Gravely is breathing hard, almost panting. “Doesn’t matter now. I burned the will myself, and your mama drove into the river before she knew what was coming.”

“She knew.” The words taste true. You’ll see, Mom told me. She told Bev she was going to make things right, and I think she meant it. I think she was going to bend that stubborn spine of hers and claim the inheritance her daddy offered, and buy us a better future.

But dreams don’t last long in Eden. The mist rose high, the wheels left the road, and by the time Constable Mayhew bought me that Happy Meal, my future was gone.

Stolen, by this stone-eyed bastard.

A surge of fury puts me on my feet. “You—”

“Enough.” Baine’s voice is cool, a little bored. “The past is over, and you can’t prove anything, can you?”

I open my mouth, then close it. The only evidence I had was my mom’s number written on a dead man’s receipt, her picture in the family photo album. It’s all ashes now, smoke and rumor.

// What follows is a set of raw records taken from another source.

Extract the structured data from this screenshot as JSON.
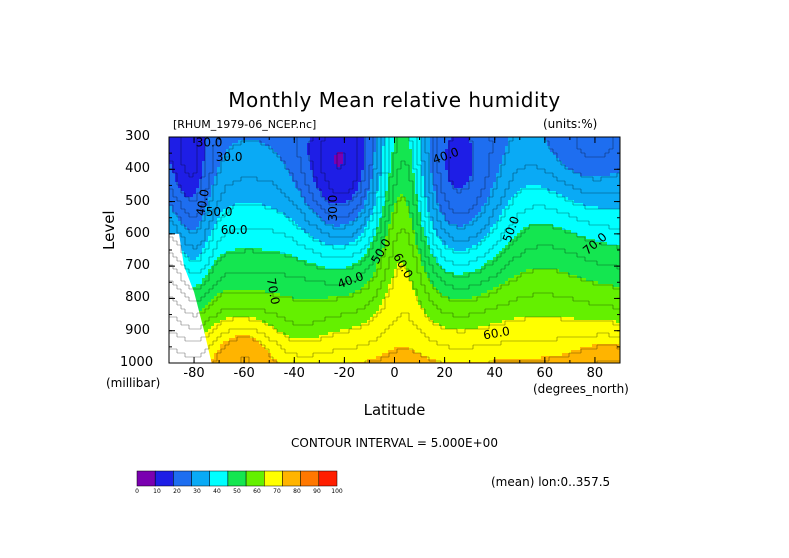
{
  "header": {
    "title": "Monthly Mean relative humidity",
    "dataset": "[RHUM_1979-06_NCEP.nc]",
    "units": "(units:%)"
  },
  "chart_data": {
    "type": "heatmap",
    "title": "Monthly Mean relative humidity",
    "xlabel": "Latitude",
    "x_units": "(degrees_north)",
    "ylabel": "Level",
    "y_units": "(millibar)",
    "xlim": [
      -90,
      90
    ],
    "ylim": [
      1000,
      300
    ],
    "x_ticks": [
      "-80",
      "-60",
      "-40",
      "-20",
      "0",
      "20",
      "40",
      "60",
      "80"
    ],
    "y_ticks": [
      "300",
      "400",
      "500",
      "600",
      "700",
      "800",
      "900",
      "1000"
    ],
    "contour_interval": "CONTOUR INTERVAL = 5.000E+00",
    "contour_labels": [
      "30.0",
      "30.0",
      "40.0",
      "50.0",
      "60.0",
      "70.0",
      "30.0",
      "40.0",
      "50.0",
      "60.0",
      "40.0",
      "50.0",
      "60.0",
      "70.0"
    ],
    "colorbar": {
      "ticks": [
        "0",
        "10",
        "20",
        "30",
        "40",
        "50",
        "60",
        "70",
        "80",
        "90",
        "100"
      ],
      "colors": [
        "#7a00b0",
        "#1e1ee6",
        "#1e6ef0",
        "#0aaaf5",
        "#00ffff",
        "#14e650",
        "#64f000",
        "#ffff00",
        "#ffb400",
        "#ff7800",
        "#ff1e00"
      ]
    }
  },
  "footer": {
    "mean_range": "(mean) lon:0..357.5"
  }
}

“But let’s talk about the future,” Baine continues. “I think it’s safe to assume the courts would grant Jasper’s guardianship to his uncle, especially given his sister’s . . . behavior.” She cuts a glance at me, handcuffed and panting, reeking of smoke.

“You can’t see it, but I want you to know that I’m flipping you off.”

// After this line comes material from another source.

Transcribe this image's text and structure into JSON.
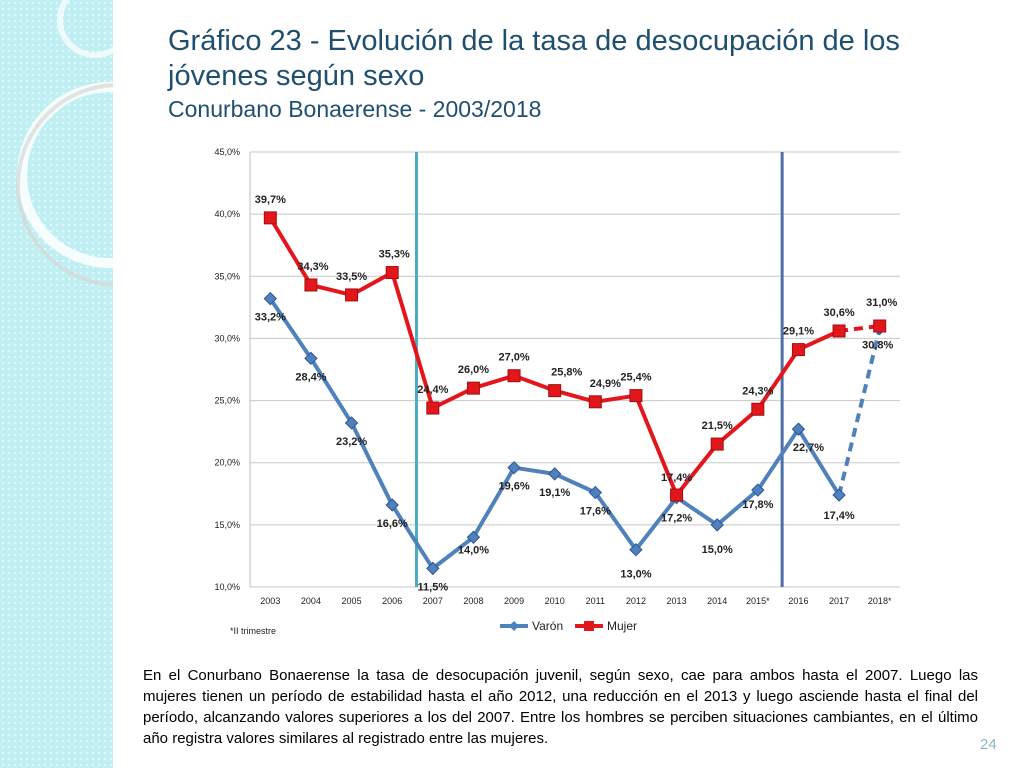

Baine is unmoved. “And I don’t think Mr. Gravely would be inclined to send him off to Stonewood. After all, he’s been offered a position in the family company. Why shouldn’t he take it?”

“Because he has asthma, you fucking ghoul.” Lacey’s dad works at the plant, and she told me the hood of his car is covered in fine black soot by the end of each day. All it would take is a long shift, a broken inhaler, a walk back to the motel on a misty night.

Panic chokes me, turns my voice into something like a plea. “He wouldn’t make it a year.”

Gravely blinks rapidly. Baine lifts and drops her shoulder again in that delicate, maddening shrug.

I wet my lips and observe, conversationally, “I’ll kill you.”

“Difficult, once you’re jailed for arson.”

She’s goading me, watching me with idle blue eyes while she screws with my whole life, and I’m sick of it. “Jesus, just leave us alone. I don’t even work for Arthur anymore, thanks to you!”

Baine leans back against fake leather. “I know.”

“And even if I did, even if I begged—” An image of Arthur interrupts me, the way I saw him last: on his knees, eyes closed, like some ancient penitent. I swallow. “He wouldn’t give me the keys.”

A flash of humor in her eyes. “No?”

“No.” Arthur might want me, but I’ve seen him put his fist through a window rather than reach for what he wants. He won’t falter, won’t bend. I swallow again and meet Baine’s eyes. “I can’t help you.”

“I know.” She’s still perfectly serene.

“So are we done?”

She gives me a small, patronizing smile. “No.”